Les restes de la production d’insectes se présentent sous deux formes principales : les exuvies, les exosquelettes laissés après la mue, et les excréments, du nom du mot allemand signifiant “manger”. Les excréments sont “essentiellement du caca d’insecte et de la nourriture non consommée”, explique M. Dicke.

Lorsqu’ils sont ajoutés au sol, les exuvies et les excréments favorisent la croissance et la santé des plantes. Les excréments d’insectes sont riches en azote, un élément nutritif essentiel à la croissance des plantes, mais qui est rare dans la plupart des sols ; c’est pourquoi il est souvent ajouté aux cultures dans les engrais synthétiques. Les exosquelettes des insectes sont riches en chitine, un polymère difficile à digérer pour la plupart des organismes.

Marcel Dicke

Marcel Dicke, écologiste des plantes. Crédit : Marcel Dicke

“Il existe cependant un ensemble de bactéries capables de métaboliser la chitine, et ces microbes aident les plantes à être plus résistantes aux maladies et aux parasites”, explique Marcel Dicke. “Lorsque les exuvies sont ajoutées au sol, les populations de ces bactéries bénéfiques augmentent.”

Dicke et son équipe considèrent l’application des sous-produits de l’élevage des insectes aux cultures comme une nouvelle étape vers un système alimentaire circulaire dans lequel il y a très peu de déchets. Les insectes sont nourris de déchets issus de l’agriculture ou de la production alimentaire, et les insectes fournissent ensuite de la nourriture aux humains. En utilisant les restes de la production d’insectes pour stimuler la croissance des cultures, on pourrait boucler ce cercle. Il ne lui reste plus qu’à rallier les gens à sa cause.

Les insectes, que M. Dicke qualifie de “mini-bétail”, sont déjà efficaces à élever, surtout si on les compare au bétail plus traditionnel. Il faut environ 25 kilogrammes d’herbe pour produire un kilogramme de viande de bœuf. La même quantité d’herbe peut produire dix fois plus de protéines d’insectes comestibles.

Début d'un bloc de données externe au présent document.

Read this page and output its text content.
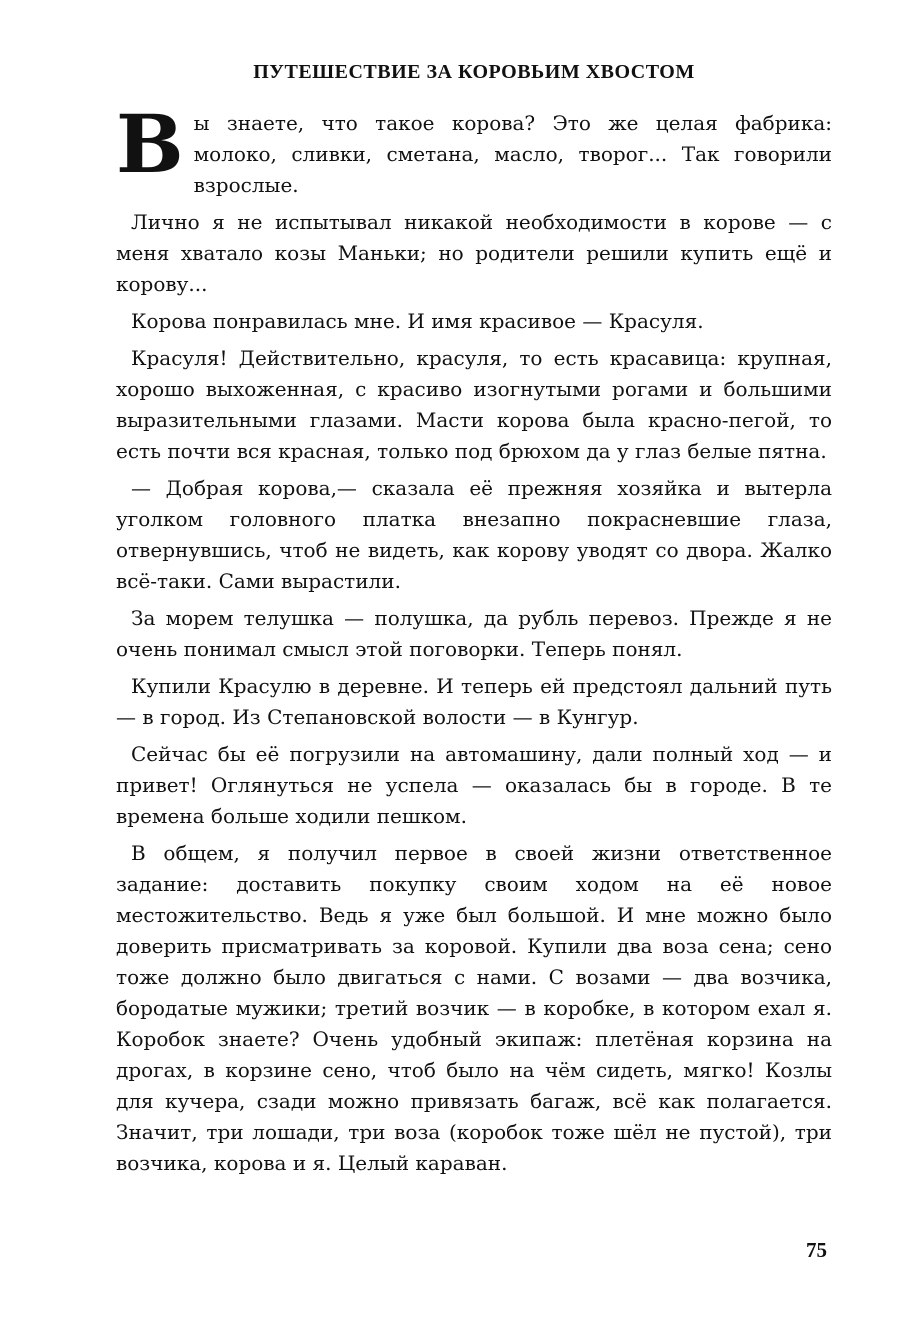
ПУТЕШЕСТВИЕ ЗА КОРОВЬИМ ХВОСТОМ

Вы знаете, что такое корова? Это же целая фабрика: молоко, сливки, сметана, масло, творог... Так говорили взрослые.

Лично я не испытывал никакой необходимости в корове — с меня хватало козы Маньки; но родители решили купить ещё и корову...

Корова понравилась мне. И имя красивое — Красуля.

Красуля! Действительно, красуля, то есть красавица: крупная, хорошо выхоженная, с красиво изогнутыми рогами и большими выразительными глазами. Масти корова была красно-пегой, то есть почти вся красная, только под брюхом да у глаз белые пятна.

— Добрая корова,— сказала её прежняя хозяйка и вытерла уголком головного платка внезапно покрасневшие глаза, отвернувшись, чтоб не видеть, как корову уводят со двора. Жалко всё-таки. Сами вырастили.

За морем телушка — полушка, да рубль перевоз. Прежде я не очень понимал смысл этой поговорки. Теперь понял.

Купили Красулю в деревне. И теперь ей предстоял дальний путь — в город. Из Степановской волости — в Кунгур.

Сейчас бы её погрузили на автомашину, дали полный ход — и привет! Оглянуться не успела — оказалась бы в городе. В те времена больше ходили пешком.

В общем, я получил первое в своей жизни ответственное задание: доставить покупку своим ходом на её новое местожительство. Ведь я уже был большой. И мне можно было доверить присматривать за коровой. Купили два воза сена; сено тоже должно было двигаться с нами. С возами — два возчика, бородатые мужики; третий возчик — в коробке, в котором ехал я. Коробок знаете? Очень удобный экипаж: плетёная корзина на дрогах, в корзине сено, чтоб было на чём сидеть, мягко! Козлы для кучера, сзади можно привязать багаж, всё как полагается. Значит, три лошади, три воза (коробок тоже шёл не пустой), три возчика, корова и я. Целый караван.

75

Cela est dû au taux de conversion plus élevé des insectes et au fait que jusqu’à 90 % de la masse corporelle d’un insecte est comestible, contre seulement 40 % pour une vache.

“J’ai mangé des grillons, des vers de farine et des criquets”, dit Dicke. “Beaucoup de gens dans notre région du monde doivent s’habituer à manger des insectes, mais je peux vous dire que j’ai mangé beaucoup d’autres espèces d’insectes à travers le monde, et j’ai toujours eu un merveilleux repas sur eux.”

Les chercheurs prévoient de continuer à étudier le potentiel des exuvies comme moyen de lutte contre les parasites. Lorsqu’une plante est attaquée par un insecte, ses feuilles peuvent produire des substances volatiles qui attirent les prédateurs du ravageur. “J’appelle cela l’appel au secours de la plante”, explique M. Dicke. “Elles recrutent des gardes du corps”.

Dicke pense qu’un processus similaire pourrait se produire à travers les racines des plantes et que les microbes qui digèrent la chitine dans les déchets d’insectes pourraient également agir comme une sécurité pour les plantes en décomposant les champignons pathogènes et en rendant la plante résiliente aux parasites. “Des études ont déjà montré que les microbes associés aux racines aident les plantes en les protégeant contre les maladies”, explique M. Dicke. “Nous cherchons maintenant à savoir si les racines des plantes recrutent des microbes qui les aident à se défendre contre les parasites.”

Référence : “Les frasques et exuvies d’insectes pour favoriser la croissance et la santé des plantes” par Katherine Y. Barragán-Fonseca, Azkia Nurfikari, Els M. van de Zande, Max Wantulla, Joop J.A. van Loon, Wietse de Boer et Marcel Dicke, 2 mars 2022, Trends in Plant Science.
DOI: 10.1016/j.tplants.2022.01.007

Ces auteurs ont été soutenus par le Conseil de la recherche néerlandais.